In a recent study amongst teenagers, researchers found cannabis did not lower IQ or educational performance, but cigarette smokers had lower grades. Similar studies in the past have claimed cannabis lowers IQ in adolescents, overlooking tobacco as a confounder that could skew the results.
The mainstream authorities on drug abuse will have you believe that smoking pot in high school leads to a life of ignorance and poor achievement, but older medical studies don’t account for factors like cigarette use, alcohol and developmental influences. As public opinion sways towards cannabis, the new generation of drug policy officials and psychopharmacologists are demanding newer and more robust epidemiological analyses of substance use in the developing mind.
Evidence shows adolescence is a key point in mental development when drugs can influence long-term mental abilities. The Dunedin Longitudinal Study cohort study from 2012 indicates that starting to smoke pot on a regular basis later in life does not lower IQ long term, but adults who started smoking as adolescents showed significant decline with the passage of time. Publications by Dr.

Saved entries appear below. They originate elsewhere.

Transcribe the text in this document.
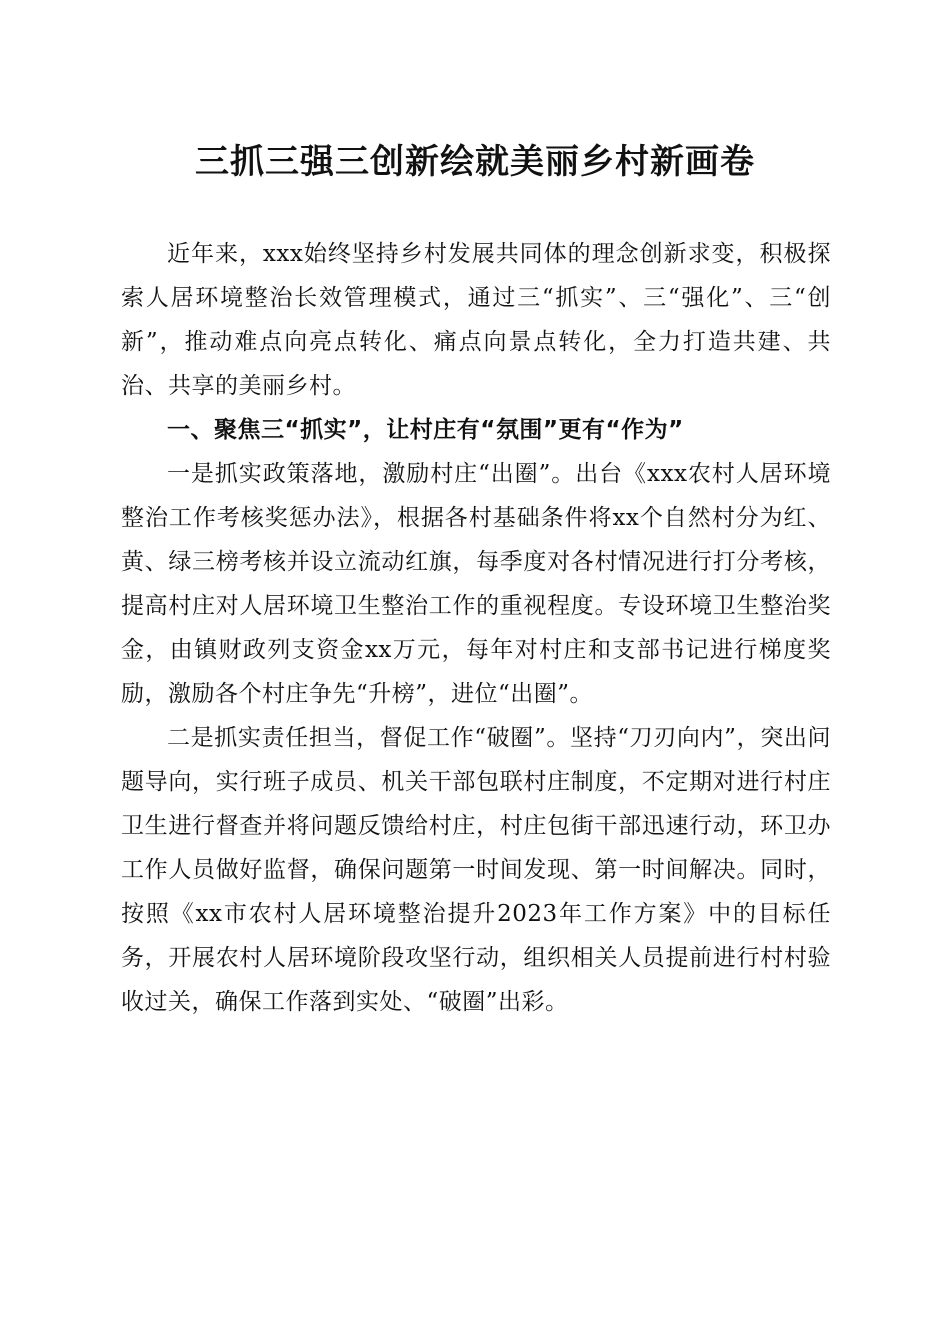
三抓三强三创新绘就美丽乡村新画卷

近年来，xxx始终坚持乡村发展共同体的理念创新求变，积极探索人居环境整治长效管理模式，通过三“抓实”、三“强化”、三“创新”，推动难点向亮点转化、痛点向景点转化，全力打造共建、共治、共享的美丽乡村。

一、聚焦三“抓实”，让村庄有“氛围”更有“作为”

一是抓实政策落地，激励村庄“出圈”。出台《xxx农村人居环境整治工作考核奖惩办法》，根据各村基础条件将xx个自然村分为红、黄、绿三榜考核并设立流动红旗，每季度对各村情况进行打分考核，提高村庄对人居环境卫生整治工作的重视程度。专设环境卫生整治奖金，由镇财政列支资金xx万元，每年对村庄和支部书记进行梯度奖励，激励各个村庄争先“升榜”，进位“出圈”。

二是抓实责任担当，督促工作“破圈”。坚持“刀刃向内”，突出问题导向，实行班子成员、机关干部包联村庄制度，不定期对进行村庄卫生进行督查并将问题反馈给村庄，村庄包街干部迅速行动，环卫办工作人员做好监督，确保问题第一时间发现、第一时间解决。同时，按照《xx市农村人居环境整治提升2023年工作方案》中的目标任务，开展农村人居环境阶段攻坚行动，组织相关人员提前进行村村验收过关，确保工作落到实处、“破圈”出彩。
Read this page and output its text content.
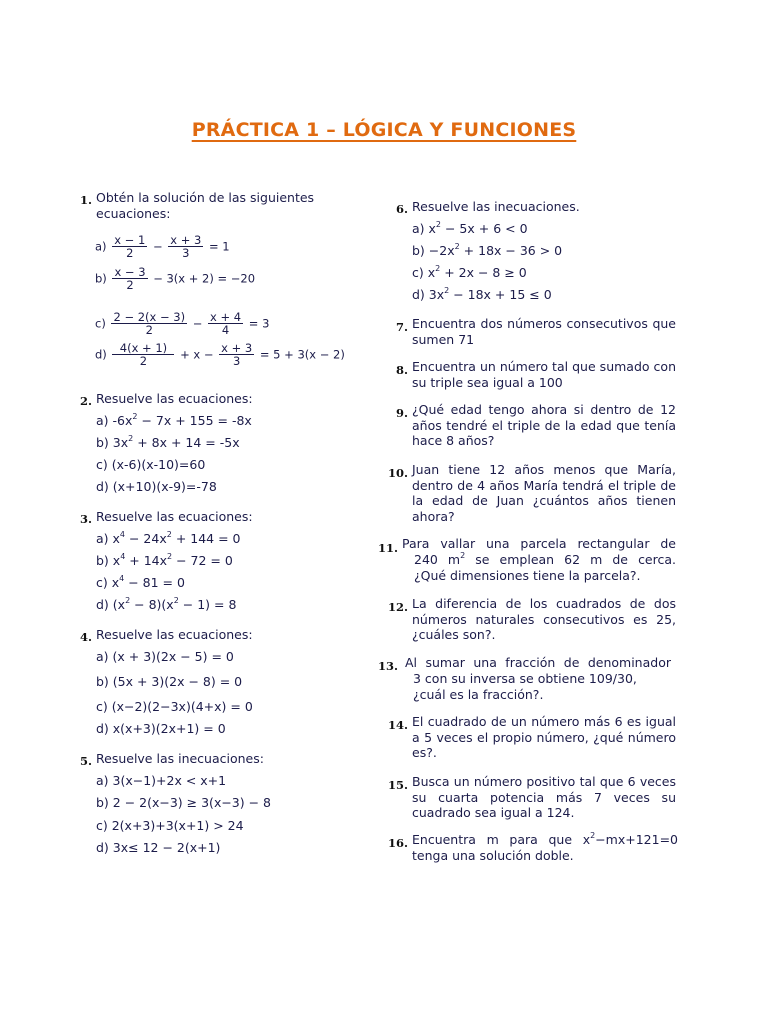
PRÁCTICA 1 – LÓGICA Y FUNCIONES
1. Obtén la solución de las siguientes
ecuaciones:
$a) \frac{x - 1}{2} - \frac{x + 3}{3} = 1$
$b) \frac{x - 3}{2} - 3(x + 2) = -20$
$c) \frac{2 - 2(x - 3)}{2} - \frac{x + 4}{4} = 3$
$d) \frac{4(x + 1)}{2} + x - \frac{x + 3}{3} = 5 + 3(x - 2)$
2. Resuelve las ecuaciones:
a) $-6x^2 - 7x + 155 = -8x$
b) $3x^2 + 8x + 14 = -5x$
c) (x-6)(x-10)=60
d) (x+10)(x-9)=-78
3. Resuelve las ecuaciones:
a) $x^4 - 24x^2 + 144 = 0$
b) $x^4 + 14x^2 - 72 = 0$
c) $x^4 - 81 = 0$
d) $(x^2 - 8)(x^2 - 1) = 8$
4. Resuelve las ecuaciones:
a) (x + 3)(2x − 5) = 0
b) (5x + 3)(2x − 8) = 0
c) (x−2)(2−3x)(4+x) = 0
d) x(x+3)(2x+1) = 0
5. Resuelve las inecuaciones:
a) 3(x−1)+2x < x+1
b) 2 − 2(x−3) ≥ 3(x−3) − 8
c) 2(x+3)+3(x+1) > 24
d) 3x≤ 12 − 2(x+1)
6. Resuelve las inecuaciones.
a) $x^2 - 5x + 6 < 0$
$b) -2x^2 + 18x - 36 > 0$
c) $x^2 + 2x - 8 \ge 0$
d) $3x^2 - 18x + 15 \le 0$
7. Encuentra dos números consecutivos que sumen 71
8. Encuentra un número tal que sumado con su triple sea igual a 100
9. ¿Qué edad tengo ahora si dentro de 12 años tendré el triple de la edad que tenía hace 8 años?
10. Juan tiene 12 años menos que María, dentro de 4 años María tendrá el triple de la edad de Juan ¿cuántos años tienen ahora?
11. Para vallar una parcela rectangular de
240 $m^2$ se emplean 62 m de cerca.
¿Qué dimensiones tiene la parcela?.
12. La diferencia de los cuadrados de dos números naturales consecutivos es 25, ¿cuáles son?.
13. Al sumar una fracción de denominador
3 con su inversa se obtiene 109/30,
¿cuál es la fracción?.
14. El cuadrado de un número más 6 es igual a 5 veces el propio número, ¿qué número es?.
15. Busca un número positivo tal que 6 veces su cuarta potencia más 7 veces su cuadrado sea igual a 124.
16. Encuentra m para que $x^2-mx+121=0$
tenga una solución doble.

David Fergusson in New Zealand (strong proponent of the “gateway drug theory” for cannabis, have claimed smoking marijuana makes an adolescent more likely to drop out of school or perform poorly overall. These analyses have adjusted for confounding factors like socioeconomic status, but often overlook other substances a teenager may consume, like nicotine.
The analysis used information collected from 2235 adolescents part of the Avon Longitudinal Study of Parents and Children. 24 % tried cannabis by the age of 15, and over 90 % of them reported mixing cannabis with tobacco. Those who had consumed cannabis more than 50 times by the age of 16 scored 11 percentage points less than never-users when adjusted for performance at age 11. Contrary to evidence that nicotine produces a transient improvement in cognitive abilities, cigarette smoking dropped IQ and educational performance in those that had never tried cannabis. After adjusting for this effect, cannabis had no effect on either IQ or educational performance by age 16.
The fact most people in England mix tobacco and cannabis makes it hard to isolate the effects of cannabis from those of nicotine. Regardless, tobacco consumption alone produces cognitive decline without cannabis. A study from 2012 found twins with identical genetic code who either smoked cannabis or didn’t perform differently in school. Though tobacco isn’t significantly psychoactive, its detrimental influence on brain chemistry in adolescents may be more impactful than that of cannabis.
This latest study from England offers interesting insights into the effects of tobacco and cannabis, but has its downsides as well. The fact that most people mix weed or hash with tobacco in Europe means confuses any analysis. To fully assess the longitudinal effects of cannabis, nicotine and alcohol on developing minds we need to turn our heads to a place where people consume them separately: the USA.